Saat ini selain masih mengkaji kebijakan Arab Saudi, menurut Widodo, Kementerian Agama menekankan aspek pelayanan umrah dan haji yang dilakukan berdasarkan besaran biaya yang dibayar jamaah untuk pergi beribadah ke Tanah Suci. "Kita pantau, awasi, jamaah umrah mendapatkan kepastian layanan sesuai dengan yang telah dibayarkan ke travel," tukasnya.
Tonton Video Pilihan di Bawah Ini:
Arab Saudi dan UEA Tarik Pajak 5 Persen Mulai 1 Januari 2018
Arab Saudi dan Uni Emirat Arab (UEA) mulai memperkenalkan pajak pertambahan nilai (PPN) untuk pertama kalinya pada awal 2018. Pungutan pajak sebesar 5 persen itu diterapkan di sebagian besar barang dan jasa.
Mengutip laman BBC, Senin (1/1/2018), negara-negara Teluk telah lama menarik pekerja asing dengan janji bebas pajak. Namun, pemerintah ingin meningkatkan pendapatan seiring dengan turunnya harga minyak. Pajak itu mulai dikenakan 1 Januari di kedua negara tersebut.

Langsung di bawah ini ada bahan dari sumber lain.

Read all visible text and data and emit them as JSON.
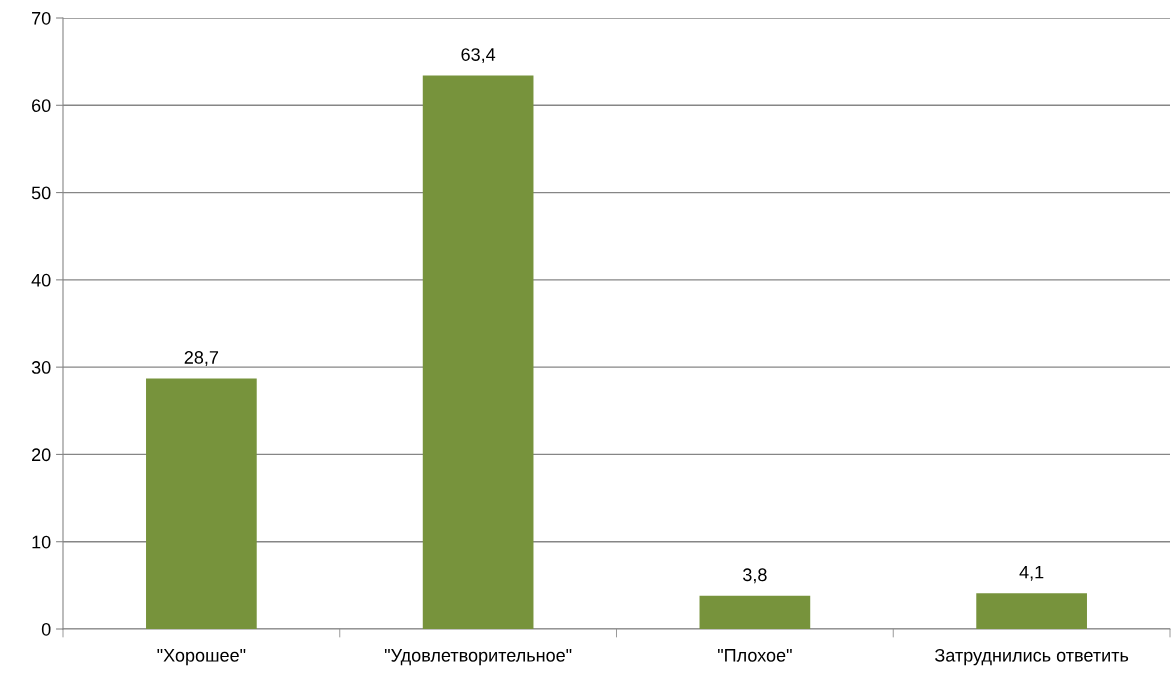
{
  "chart_data": {
    "type": "bar",
    "categories": [
      "\"Хорошее\"",
      "\"Удовлетворительное\"",
      "\"Плохое\"",
      "Затруднились ответить"
    ],
    "values": [
      28.7,
      63.4,
      3.8,
      4.1
    ],
    "color": "#77933c",
    "value_labels": [
      "28,7",
      "63,4",
      "3,8",
      "4,1"
    ],
    "ylim": [
      0,
      70
    ],
    "yticks": [
      0,
      10,
      20,
      30,
      40,
      50,
      60,
      70
    ],
    "grid": "y",
    "legend": false
  }
}
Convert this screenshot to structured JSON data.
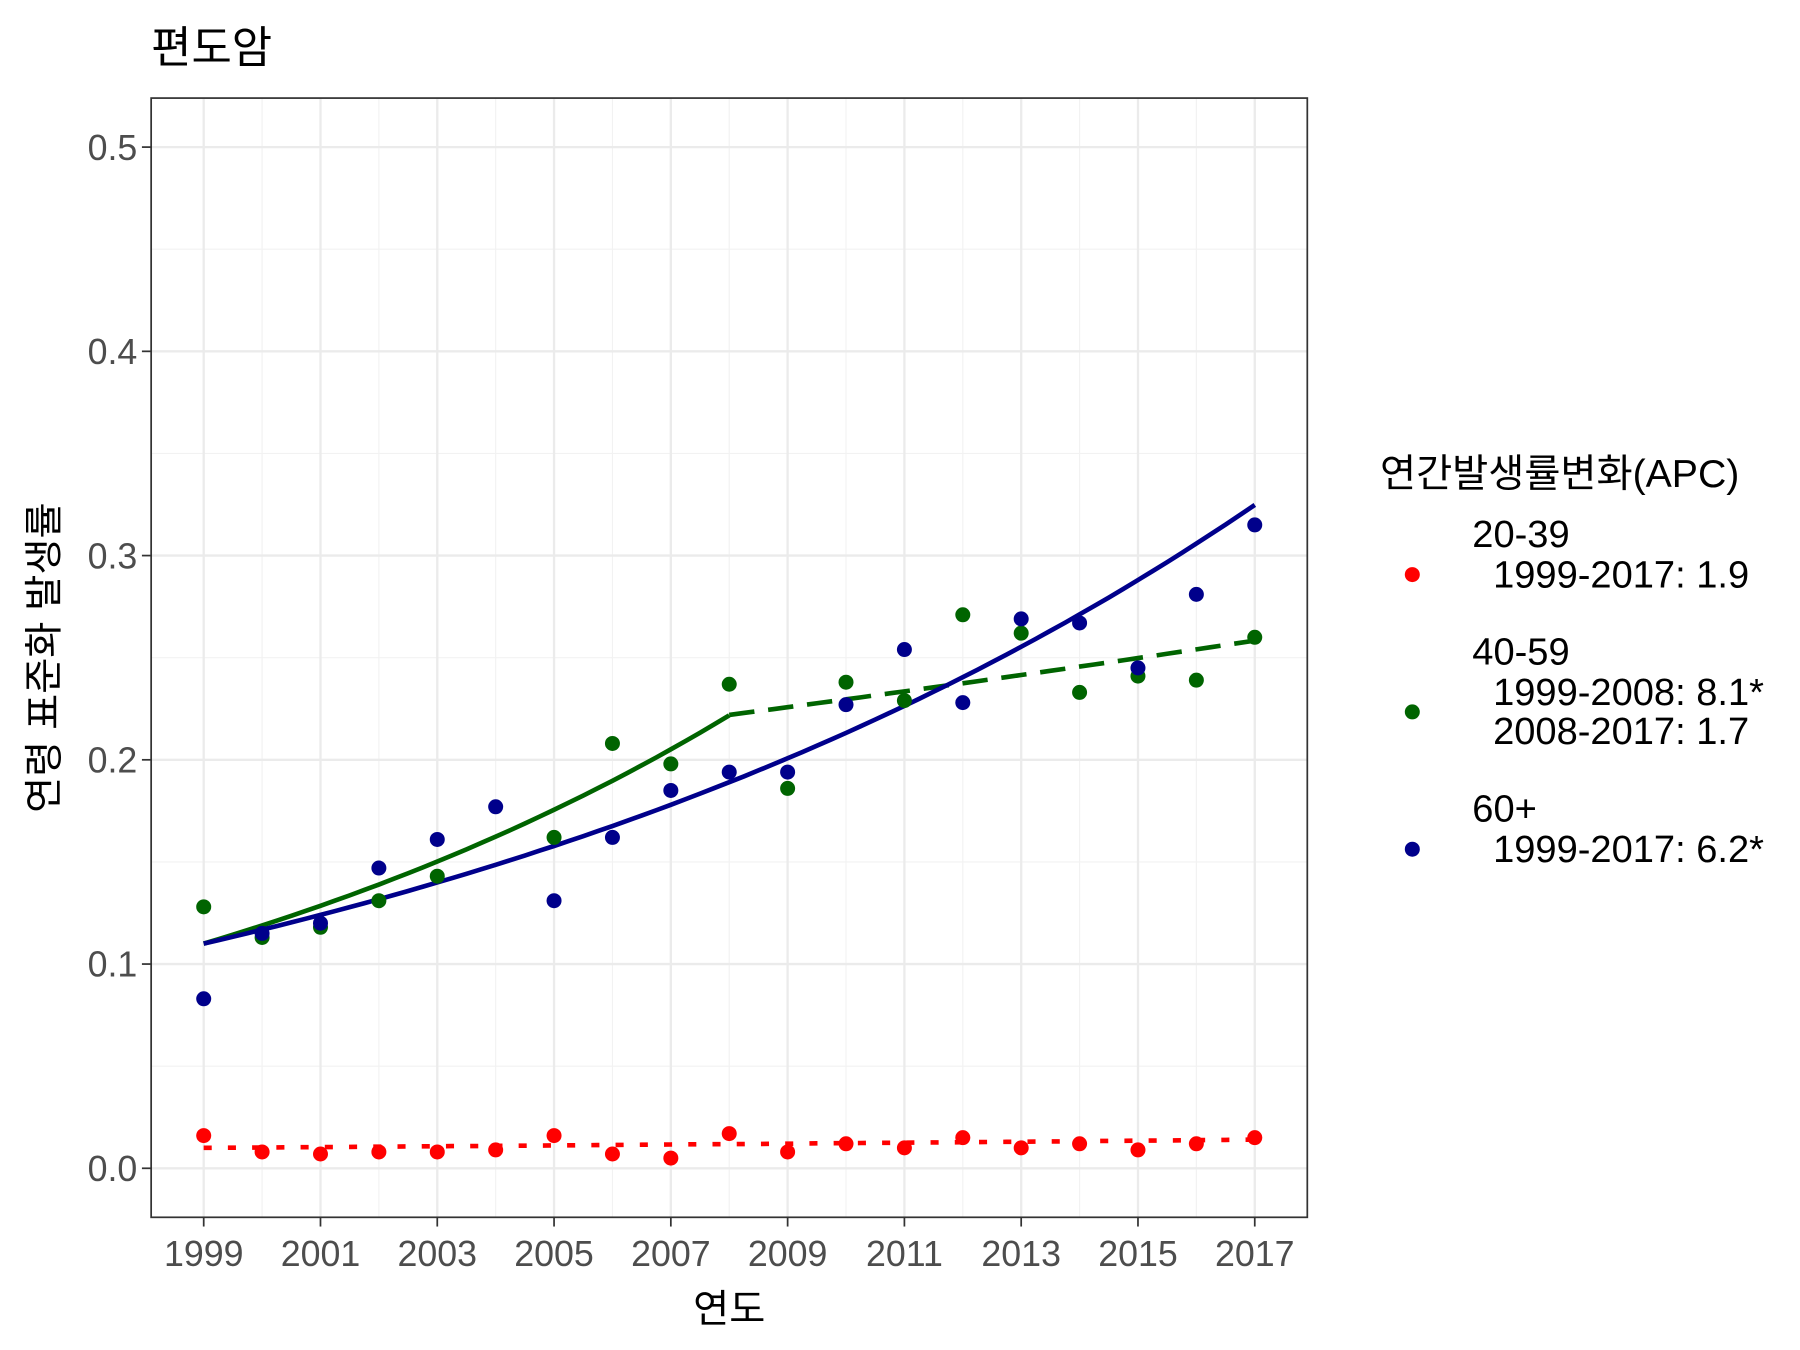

UEA memperkirakan, pendapatan PPN akan sekitar 12 miliar dirham atau sekitar US$ 3,3 miliar pada tahun pertama. Jumlah itu setara Rp 44,70 triliun (asumsi kurs Rp 13.546 per dolar Amerika Serikat).
Adapun pihaknya berencana kenakan pajak untuk bensin, solar, makanan, pakaian, dan tagihan listrik, sedangkan hotel sudah dikenakan PPN. Akan tetapi, sejumlah pengeluaran yang dikeluarkan dari pajak, yaitu perawatan medis, layanan keuangan, dan transportasi umum.

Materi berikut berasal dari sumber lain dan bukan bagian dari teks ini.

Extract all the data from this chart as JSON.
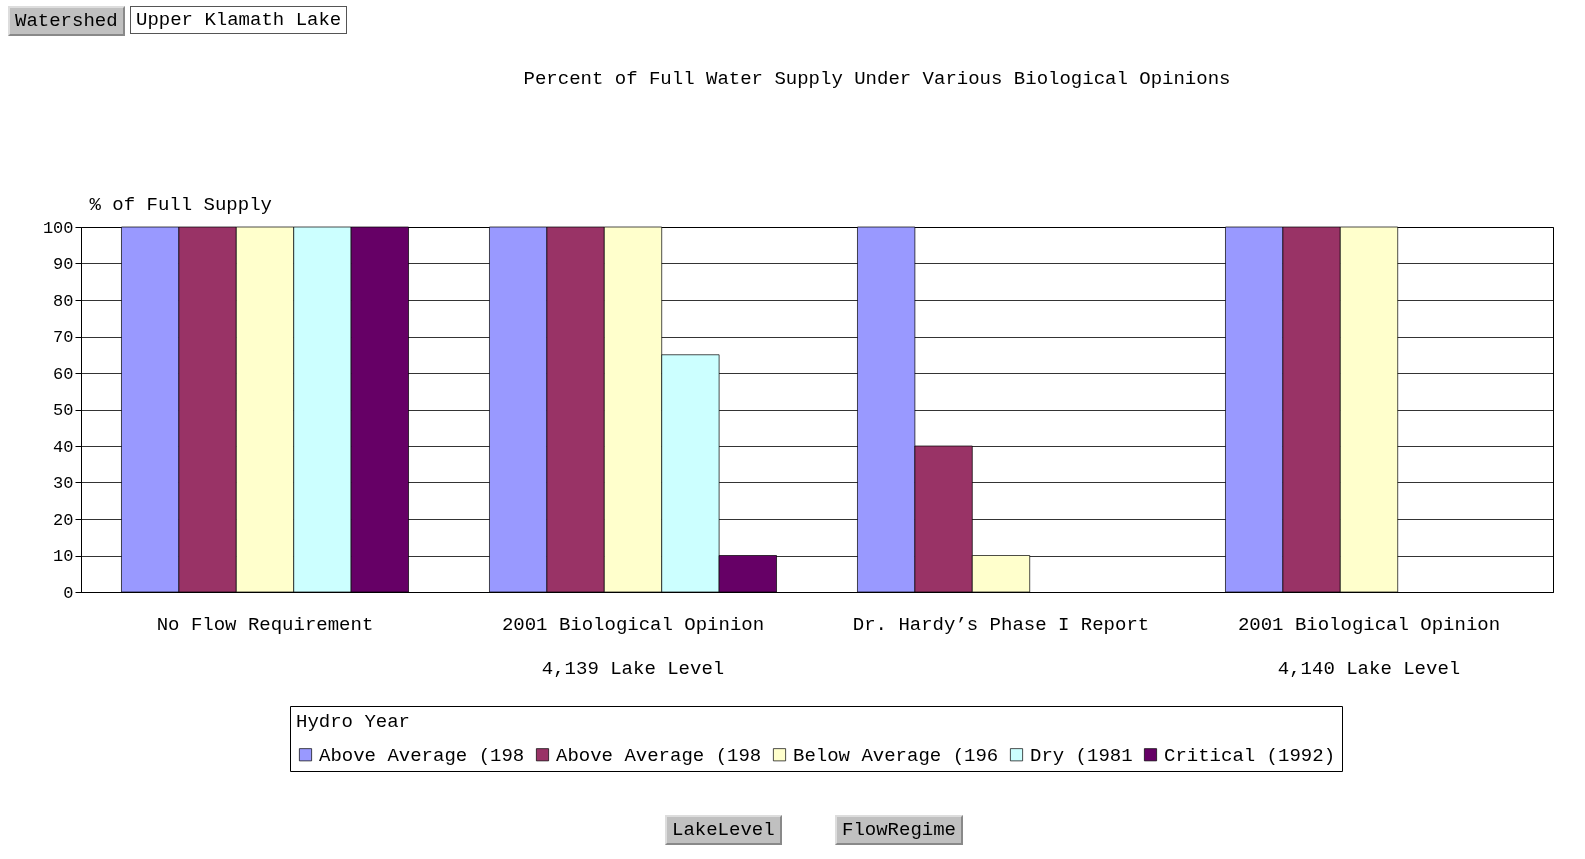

Dana moneter internasional atau IMF telah lama meminta negara-negara Teluk untuk diversifikasi sumber pendapatan selain cadangan minyak. Di Arab Saudi, lebih dari 90 persen pendapatan dari industri minyak. Adapun di UEA sekitar 80 persen. Kedua negara itu sudah mengambil sejumlah langkah untuk meningkatkan pendapatan pemerintah.
Di Arab Saudi sudah kenakan pajak tembakau dan minuman ringan, serta memangkas beberapa subsidi yang ditawarkan kepada penduduk setempat. UEA pun menaikkan tarif tol serta mengenakan pajak pariwisata. Namun, tidak ada rencana memperkenalkan pajak penghasilan. Sebagian besar warga bebas pajak atas penghasilannya.
Sejumlah negara Teluk antara lain Bahrain, Kuwait, Oman, dan Qatar berkomitmen untuk mengenakan PPN meski menunda rencana hingga 2019.